Our culture sings that we’re ‘born this way’, as if that settles the matter. But I’m born again. My life has told a different story than what society expects for me and what I expected for myself, because God himself has written his own twists and turns into the narrative: unexpected blessings that are more powerful, more lovely, than anything I could have imagined in my former life. This is my story. It’s just one amongst many, and it’s not intended to be weaponized against anyone else or used as a pawn“.

Fair enough.

So what makes Born Again This Way worth reading in a crowded genre?

Firstly, Rachel understands the challenge. As someone from an irreligious background, her appraoch to Jesus is radically different from others – and she is deeply aware of the twists and turns. As she notes early on, “in my eyes Christianity was not only stupid but cruel“. That is how a lot of people feel. How can we engage with that kind of caricature? Wrapping our heads around Rachel’s story might help. Further, as she admits, there is a simplicity to the worlds way: “My heart fully embraced the ‘love is love’ narrative – the logical move from ‘God is love’ to ‘People fall in love’ seemed to validate all consensual romantic adult relationships. Weren’t they all potential expressions of this higher reality? This seemed elegant and obvious.I wasn’t craving murder or theft, but love, intimacy, and companionship!” By naming the ‘love means love‘ idol of our culture, Rachel begins to show us the deeper beauty of reality lying just below the surface. Her calm, personal and compassionate engagement with culture – rather than a caricature – is a real strength of this book.

Secondly, whilst this book is ostensibly about sexuality, it isn’t really. Or, at least, not exclusively. A bit like Nancy Pearcey’s longer Love Thy Body, Rachel shows us that creation itself offers us lessons, and the Bible’s vision for humanity is better than any secular story. This goes all the way down, as it were, to what it means to be human: “God could have created three sexes or one sex, but he made two. So even in the smallest community of humans ever -these first two persons – diversity was present. And not only that, but there was unity because of diversity, noti n spite of it“. And shortly after this Rachel rightly looks beyond past creation or our present circumstances to our future hope as Christians; “There is hope in Christ for you – if you have felt alienated from your sex or have wrestled with the challenges of intersex, you will someday recieve a new glorious body, and peace with it, having your tears wiped away. That doesn’t mean present trouble will disappear, but Christ is very near to us in it while we wait for that day and look for help now“. As someone with scars on his body, as someone who is occasionally unhappy with the way my ankles bend, or the lack of muscle, this promise is not just for those Rachel is addressing. It is vital for Christians now to remember and rejoice in this often-overlooked future hope, not yet, to be sure, but certain because of Jesus. But I digress. Another eschatological/hope filled observation she makes is that “Single Christians communicate that a truer marriage is coming and that they are willing to bet their life on it“. Amen!
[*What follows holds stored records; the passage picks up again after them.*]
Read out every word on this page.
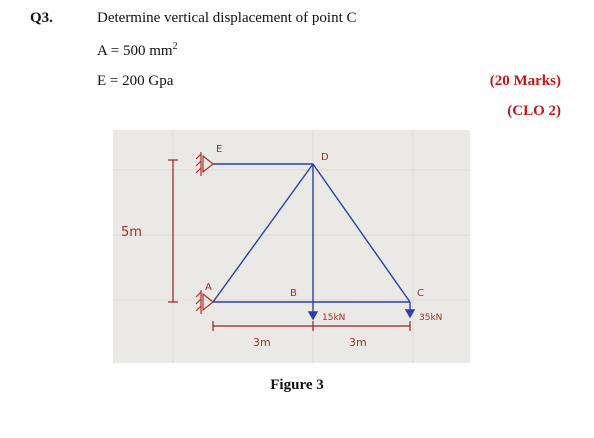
Q3.	Determine vertical displacement of point C
A = 500 $mm^2$
E = 200 Gpa	(20 Marks)
(CLO 2)
5m
E
D
A
B	C
15kN	35kN
3m	3m
Figure 3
Thirdly and finally, this is a very honest book. You might think/hope that would be obvious based on Rachel’s story, but it goes deeper than this. Reading this as a married man, I was reminded again of the vital truth that marriage is not the goal of the Christian: “Marriage is not the goal of the Christian life or its promised rest. Jesus is the goal; Jesus is our rest“. Amen! Indeed, marriage might even be more sexually complex than singleness – “I have several female friends who are in marriages where they desire sex more frequently than their husbands…“, let alone the possibilities of a mixed-orientation marriage. On that last part of that sentence, Rachel’s honesty is particularly powerful in that she challenges perceptions of what it means to be same-sex attracted, and also to be married, throughout her book.
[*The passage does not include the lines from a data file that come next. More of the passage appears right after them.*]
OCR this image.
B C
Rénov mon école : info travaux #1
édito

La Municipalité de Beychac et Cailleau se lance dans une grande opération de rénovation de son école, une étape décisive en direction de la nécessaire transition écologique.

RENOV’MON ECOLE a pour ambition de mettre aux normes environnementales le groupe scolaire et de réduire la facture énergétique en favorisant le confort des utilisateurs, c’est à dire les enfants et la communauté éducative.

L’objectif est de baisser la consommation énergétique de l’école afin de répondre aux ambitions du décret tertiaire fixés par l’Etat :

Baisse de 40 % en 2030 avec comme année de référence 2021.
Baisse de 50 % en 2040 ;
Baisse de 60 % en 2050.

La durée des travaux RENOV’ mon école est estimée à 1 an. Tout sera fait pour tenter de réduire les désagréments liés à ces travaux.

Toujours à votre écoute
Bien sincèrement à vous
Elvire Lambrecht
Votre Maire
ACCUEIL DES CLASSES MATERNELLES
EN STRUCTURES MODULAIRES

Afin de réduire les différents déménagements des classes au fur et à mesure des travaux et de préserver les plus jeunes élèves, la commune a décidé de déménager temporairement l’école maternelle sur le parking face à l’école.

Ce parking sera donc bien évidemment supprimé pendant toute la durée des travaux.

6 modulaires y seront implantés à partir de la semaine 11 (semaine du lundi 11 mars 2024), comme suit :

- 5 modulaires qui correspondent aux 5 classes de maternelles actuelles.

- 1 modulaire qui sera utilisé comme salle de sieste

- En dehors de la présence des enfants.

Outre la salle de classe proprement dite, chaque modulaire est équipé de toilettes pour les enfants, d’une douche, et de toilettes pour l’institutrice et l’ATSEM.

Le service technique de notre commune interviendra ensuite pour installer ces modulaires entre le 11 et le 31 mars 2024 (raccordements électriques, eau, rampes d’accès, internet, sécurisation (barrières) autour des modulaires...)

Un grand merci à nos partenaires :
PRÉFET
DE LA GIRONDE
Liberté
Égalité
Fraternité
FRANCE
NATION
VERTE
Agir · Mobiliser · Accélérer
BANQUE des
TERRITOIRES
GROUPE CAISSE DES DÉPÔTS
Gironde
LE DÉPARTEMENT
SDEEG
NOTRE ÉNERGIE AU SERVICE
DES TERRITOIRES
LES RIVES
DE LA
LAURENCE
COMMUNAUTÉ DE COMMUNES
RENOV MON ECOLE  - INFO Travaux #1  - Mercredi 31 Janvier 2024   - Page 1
You can probably tell by this twilight point in the review that I enjoyed this book thoroughly. It takes something special to rouse me out of my readers malaise on books on this subject – and in this case Rachel’s sensitivity, honesty, and focus on Jesus is refreshing and infectious. I think this book would be a good one to give to younger people and students in churches – whether wrestling with their own identity or with the way Jesus is calling them. I hope it will be widely read, and I’ll be recommending it widely.